Понедельник — пятница — страница 20 из 57

После парткома Вадим потащил ее в столовую.

— Там и поговорим. Помираю — хочу есть. Реакция здорового человека, Галочка, понимать надо…

Он ел медленно, с той обстоятельностью, которая свойственна не вечно спешащим куда-то горожанам, а усталому крестьянину, для которого еда — удовлетворение и награда за труд. И только тогда, когда обед был съеден, сказал профессорским тоном:

— Ну-с, уважаемая, что же вас интересует? Ах, да — оптимальный режим!..

Собственно говоря, он сам еще не все понимает в этом деле. Один знакомый парень, инженер, затащил его к себе в НТО и показал кое-какие наброски. Короче говоря, оптимальный режим — это экономически обоснованная концентрация людей и техники на обработке судна, совмещение вспомогательных операций с грузовыми, применение комплексной механизации. По идее интересно, но пока много неясностей. Например, бригады закрепляют за участками. Каждый участок обслуживает одну или две линии, скажем, Ленинград — Лондон или Ленинград — Гавр.

— Словом, работает техническая мысль, — докончил он.

— И все?

— Тебе мало?

— Из-за этих трех минут ты заставил меня сидеть с тобой полчаса.

— А может, мне приятно посидеть с тобой полчаса. — И вдруг сказал отвратительно подхалимским тоном: — Галочка, тут, понимаешь, матери шестьдесят лет будет, посылку бы послать… Помоги, а? Пальто и платье какое-нибудь получше…

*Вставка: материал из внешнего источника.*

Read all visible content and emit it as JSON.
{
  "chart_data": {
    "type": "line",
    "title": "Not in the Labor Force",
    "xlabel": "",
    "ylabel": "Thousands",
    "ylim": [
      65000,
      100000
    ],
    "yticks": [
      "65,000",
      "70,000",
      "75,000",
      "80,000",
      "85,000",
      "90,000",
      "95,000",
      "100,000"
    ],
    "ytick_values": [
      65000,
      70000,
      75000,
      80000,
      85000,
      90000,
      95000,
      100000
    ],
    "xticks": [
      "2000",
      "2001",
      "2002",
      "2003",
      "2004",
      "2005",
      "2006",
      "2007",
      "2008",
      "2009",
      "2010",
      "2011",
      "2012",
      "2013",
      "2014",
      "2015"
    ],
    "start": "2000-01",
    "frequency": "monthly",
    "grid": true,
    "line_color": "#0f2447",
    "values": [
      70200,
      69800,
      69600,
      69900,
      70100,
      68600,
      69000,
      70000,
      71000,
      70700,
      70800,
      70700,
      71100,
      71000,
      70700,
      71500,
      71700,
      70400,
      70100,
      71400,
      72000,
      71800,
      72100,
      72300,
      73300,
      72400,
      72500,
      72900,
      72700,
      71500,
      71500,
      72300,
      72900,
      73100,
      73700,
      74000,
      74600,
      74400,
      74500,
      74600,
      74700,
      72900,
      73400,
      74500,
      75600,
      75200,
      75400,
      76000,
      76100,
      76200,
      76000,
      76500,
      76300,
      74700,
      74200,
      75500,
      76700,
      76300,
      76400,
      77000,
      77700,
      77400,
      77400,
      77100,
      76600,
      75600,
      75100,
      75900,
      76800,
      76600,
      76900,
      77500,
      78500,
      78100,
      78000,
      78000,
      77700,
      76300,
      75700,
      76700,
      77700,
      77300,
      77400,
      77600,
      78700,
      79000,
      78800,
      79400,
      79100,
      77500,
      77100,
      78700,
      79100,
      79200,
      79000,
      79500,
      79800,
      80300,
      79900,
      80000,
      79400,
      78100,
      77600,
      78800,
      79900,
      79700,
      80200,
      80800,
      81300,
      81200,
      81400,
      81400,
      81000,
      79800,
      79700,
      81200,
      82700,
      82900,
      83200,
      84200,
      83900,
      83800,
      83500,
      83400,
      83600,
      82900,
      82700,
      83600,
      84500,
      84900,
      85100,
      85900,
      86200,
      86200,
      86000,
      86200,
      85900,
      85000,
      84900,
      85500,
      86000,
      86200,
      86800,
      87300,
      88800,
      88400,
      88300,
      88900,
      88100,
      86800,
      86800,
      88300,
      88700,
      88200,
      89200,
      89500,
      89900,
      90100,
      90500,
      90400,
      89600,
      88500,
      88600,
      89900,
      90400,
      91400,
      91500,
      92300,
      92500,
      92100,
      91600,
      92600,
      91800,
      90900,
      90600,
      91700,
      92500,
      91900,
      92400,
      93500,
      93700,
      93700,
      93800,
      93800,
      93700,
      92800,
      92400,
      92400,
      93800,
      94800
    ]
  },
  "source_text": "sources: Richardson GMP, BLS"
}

Она стукнула его по затылку: хитрый мальчишка, дипломат местного значения, подлиза — выставил бутылку лимонада и думает, что купил. Ладно, едем в «Пассаж»…

3главаСРЕДА

ТКАЧЕВ, ХРАМЦОВ, ЛЮБА

Рабочий день кончился. Для Ткачева же день только начинался — сегодня было его дежурство по ОКПП, и он стоял над макетом порта, переставляя крохотные суда. На подходе два наших сухогруза, через пять часов подойдет «англичанин» — «Хэппи». Еще два судна кончают погрузку в первом районе. Финский лесовоз отойдет ночью из Лесного порта. Он переставлял эти игрушечные суда, а сам косил направо, где стояла еще одна игрушка, означавшая «Джульетту».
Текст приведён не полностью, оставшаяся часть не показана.